Trigonometric identities are essential tools for transforming and simplifying expressions. In this exercise, we used these identities:

• The tangent function: \(\tan t = \frac{\sin t}{\cos t}\).
• The cotangent function: \(\cot t = \frac{\cos t}{\sin t}\).

By substituting these into the given expression \(\frac{\tan t \sin t}{\cot t}\), conversions simplify the operations by expressing all terms in forms that can cancel or combine easily. Rewriting trigonometric expressions using identities aids in managing complex equations, making analysis more straightforward.
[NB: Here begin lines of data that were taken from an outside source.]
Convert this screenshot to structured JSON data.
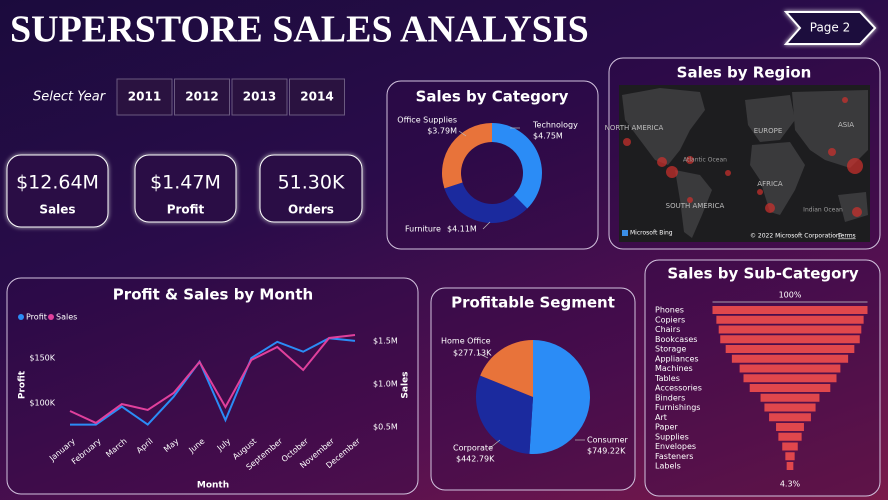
{
  "header": {
    "title": "SUPERSTORE SALES ANALYSIS",
    "button": "Page 2"
  },
  "slicer": {
    "label": "Select Year",
    "options": [
      "2011",
      "2012",
      "2013",
      "2014"
    ]
  },
  "kpis": [
    {
      "value": "$12.64M",
      "label": "Sales"
    },
    {
      "value": "$1.47M",
      "label": "Profit"
    },
    {
      "value": "51.30K",
      "label": "Orders"
    }
  ],
  "region_map": {
    "title": "Sales by Region",
    "labels": [
      "NORTH AMERICA",
      "EUROPE",
      "ASIA",
      "AFRICA",
      "SOUTH AMERICA",
      "Atlantic Ocean",
      "Indian Ocean"
    ],
    "provider": "Microsoft Bing",
    "copyright": "© 2022 Microsoft Corporation",
    "terms": "Terms"
  },
  "chart_data": [
    {
      "type": "donut",
      "title": "Sales by Category",
      "categories": [
        "Technology",
        "Furniture",
        "Office Supplies"
      ],
      "values": [
        4.75,
        4.11,
        3.79
      ],
      "value_labels": [
        "$4.75M",
        "$4.11M",
        "$3.79M"
      ],
      "colors": [
        "#2b8cf6",
        "#1b2a9e",
        "#e8733a"
      ]
    },
    {
      "type": "line",
      "title": "Profit & Sales by Month",
      "categories": [
        "January",
        "February",
        "March",
        "April",
        "May",
        "June",
        "July",
        "August",
        "September",
        "October",
        "November",
        "December"
      ],
      "series": [
        {
          "name": "Profit",
          "color": "#2b8cf6",
          "values": [
            76000,
            76000,
            96000,
            76000,
            107000,
            146000,
            81000,
            150000,
            168000,
            157000,
            172000,
            169000
          ]
        },
        {
          "name": "Sales",
          "color": "#e0409c",
          "axis": "y2",
          "values": [
            686000,
            547000,
            767000,
            698000,
            895000,
            1256000,
            733000,
            1279000,
            1430000,
            1163000,
            1535000,
            1570000
          ]
        }
      ],
      "ylim": [
        70000,
        180000
      ],
      "yticks": [
        {
          "value": 100000,
          "label": "$100K"
        },
        {
          "value": 150000,
          "label": "$150K"
        }
      ],
      "y2lim": [
        465000,
        1616000
      ],
      "y2ticks": [
        {
          "value": 500000,
          "label": "$0.5M"
        },
        {
          "value": 1000000,
          "label": "$1.0M"
        },
        {
          "value": 1500000,
          "label": "$1.5M"
        }
      ],
      "xlabel": "Month",
      "ylabel": "Profit",
      "y2label": "Sales",
      "legend": "top-left"
    },
    {
      "type": "pie",
      "title": "Profitable Segment",
      "categories": [
        "Consumer",
        "Corporate",
        "Home Office"
      ],
      "values": [
        749.22,
        442.79,
        277.13
      ],
      "value_labels": [
        "$749.22K",
        "$442.79K",
        "$277.13K"
      ],
      "colors": [
        "#2b8cf6",
        "#1b2a9e",
        "#e8733a"
      ]
    },
    {
      "type": "funnel",
      "title": "Sales by Sub-Category",
      "categories": [
        "Phones",
        "Copiers",
        "Chairs",
        "Bookcases",
        "Storage",
        "Appliances",
        "Machines",
        "Tables",
        "Accessories",
        "Binders",
        "Furnishings",
        "Art",
        "Paper",
        "Supplies",
        "Envelopes",
        "Fasteners",
        "Labels"
      ],
      "values": [
        100,
        95,
        92,
        90,
        83,
        75,
        65,
        60,
        52,
        38,
        33,
        27,
        18,
        15,
        10,
        6,
        4.3
      ],
      "value_labels": [
        "100%",
        null,
        null,
        null,
        null,
        null,
        null,
        null,
        null,
        null,
        null,
        null,
        null,
        null,
        null,
        null,
        "4.3%"
      ],
      "color": "#e0474c"
    }
  ]
}
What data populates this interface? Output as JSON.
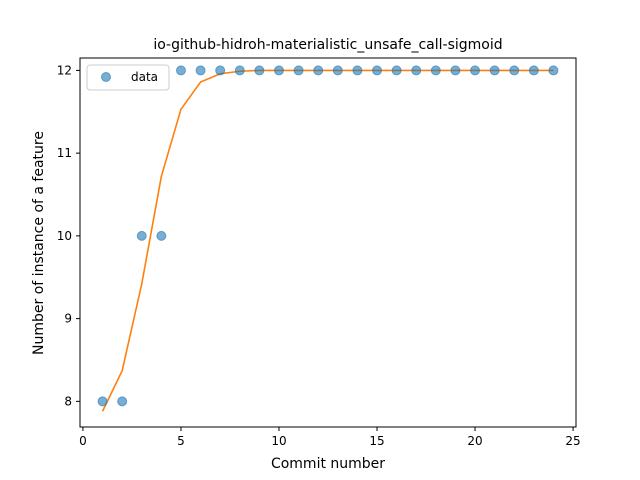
{
  "chart_data": {
    "type": "scatter",
    "title": "io-github-hidroh-materialistic_unsafe_call-sigmoid",
    "xlabel": "Commit number",
    "ylabel": "Number of instance of a feature",
    "xlim": [
      -0.15,
      25.15
    ],
    "ylim": [
      7.69,
      12.15
    ],
    "xticks": [
      0,
      5,
      10,
      15,
      20,
      25
    ],
    "yticks": [
      8,
      9,
      10,
      11,
      12
    ],
    "grid": false,
    "legend_position": "top-left",
    "series": [
      {
        "name": "data",
        "kind": "scatter",
        "color": "#1f77b4",
        "x": [
          1,
          2,
          3,
          4,
          5,
          6,
          7,
          8,
          9,
          10,
          11,
          12,
          13,
          14,
          15,
          16,
          17,
          18,
          19,
          20,
          21,
          22,
          23,
          24
        ],
        "y": [
          8,
          8,
          10,
          10,
          12,
          12,
          12,
          12,
          12,
          12,
          12,
          12,
          12,
          12,
          12,
          12,
          12,
          12,
          12,
          12,
          12,
          12,
          12,
          12
        ]
      },
      {
        "kind": "line",
        "color": "#ff7f0e",
        "x": [
          1,
          2,
          3,
          4,
          5,
          6,
          7,
          8,
          9,
          10,
          11,
          12,
          13,
          14,
          15,
          16,
          17,
          18,
          19,
          20,
          21,
          22,
          23,
          24
        ],
        "y": [
          7.88,
          8.37,
          9.42,
          10.72,
          11.53,
          11.86,
          11.96,
          11.99,
          12.0,
          12.0,
          12.0,
          12.0,
          12.0,
          12.0,
          12.0,
          12.0,
          12.0,
          12.0,
          12.0,
          12.0,
          12.0,
          12.0,
          12.0,
          12.0
        ]
      }
    ]
  }
}
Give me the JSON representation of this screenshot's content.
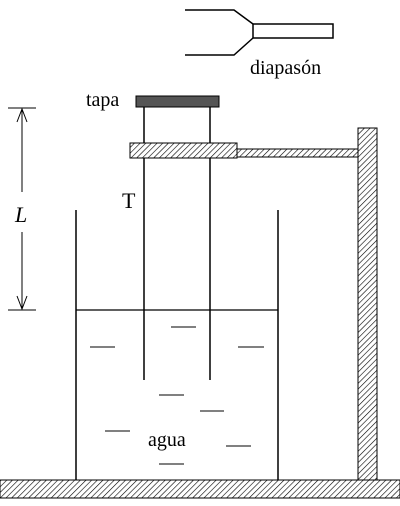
{
  "labels": {
    "tuning_fork": "diapasón",
    "lid": "tapa",
    "tube": "T",
    "length": "L",
    "water": "agua"
  },
  "colors": {
    "ink": "#000000",
    "lid_fill": "#555555",
    "background": "#ffffff"
  }
}
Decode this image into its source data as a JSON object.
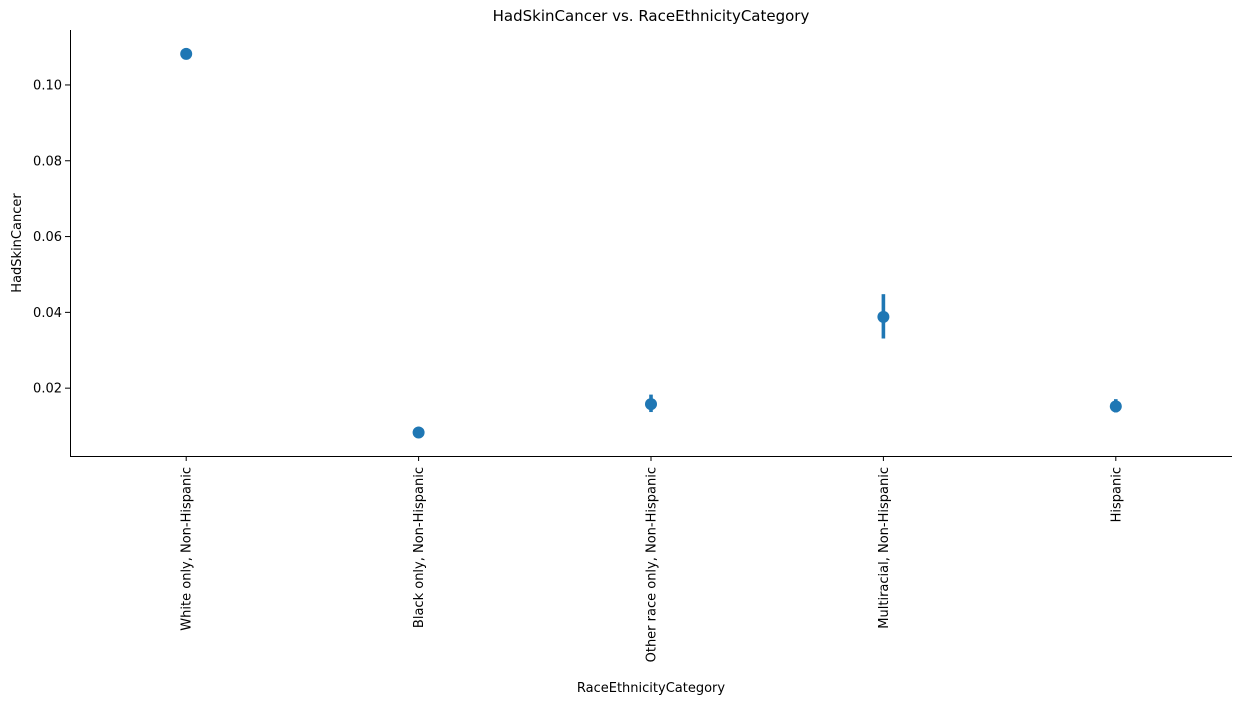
{
  "chart_data": {
    "type": "scatter",
    "title": "HadSkinCancer vs. RaceEthnicityCategory",
    "xlabel": "RaceEthnicityCategory",
    "ylabel": "HadSkinCancer",
    "categories": [
      "White only, Non-Hispanic",
      "Black only, Non-Hispanic",
      "Other race only, Non-Hispanic",
      "Multiracial, Non-Hispanic",
      "Hispanic"
    ],
    "values": [
      0.1082,
      0.0083,
      0.0158,
      0.0388,
      0.0152
    ],
    "ci_low": [
      0.1068,
      0.0074,
      0.0137,
      0.0331,
      0.0136
    ],
    "ci_high": [
      0.1097,
      0.0093,
      0.0183,
      0.0448,
      0.0171
    ],
    "yticks": [
      0.02,
      0.04,
      0.06,
      0.08,
      0.1
    ],
    "ytick_labels": [
      "0.02",
      "0.04",
      "0.06",
      "0.08",
      "0.10"
    ],
    "ylim": [
      0.0021,
      0.1145
    ],
    "grid": false,
    "color": "#1f77b4"
  }
}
Simplifying expressions involves reducing them to their simplest form while preserving equivalency. Let’s see this in action:First, express the given trigonometric expression:

• We rewrite \(\frac{\tan t \cdot \sin t}{\cot t}\) as \(\frac{\left(\frac{\sin t}{\cos t}\right) \cdot \sin t}{\frac{\cos t}{\sin t}}\).
• Multiply to get \(\frac{\sin^2 t}{\cos t} \cdot \frac{\sin t}{\cos t} = \frac{\sin^3 t}{\cos^2 t}\).

Simplification not only removes complexities but provides clarity to the expression’s behavior. Knowing the signs, as explained earlier, the final form \(\frac{\sin^3 t}{\cos^2 t}\) evaluates to negative in Quadrant III. This type of simplifying helps in solving more advanced problems easily.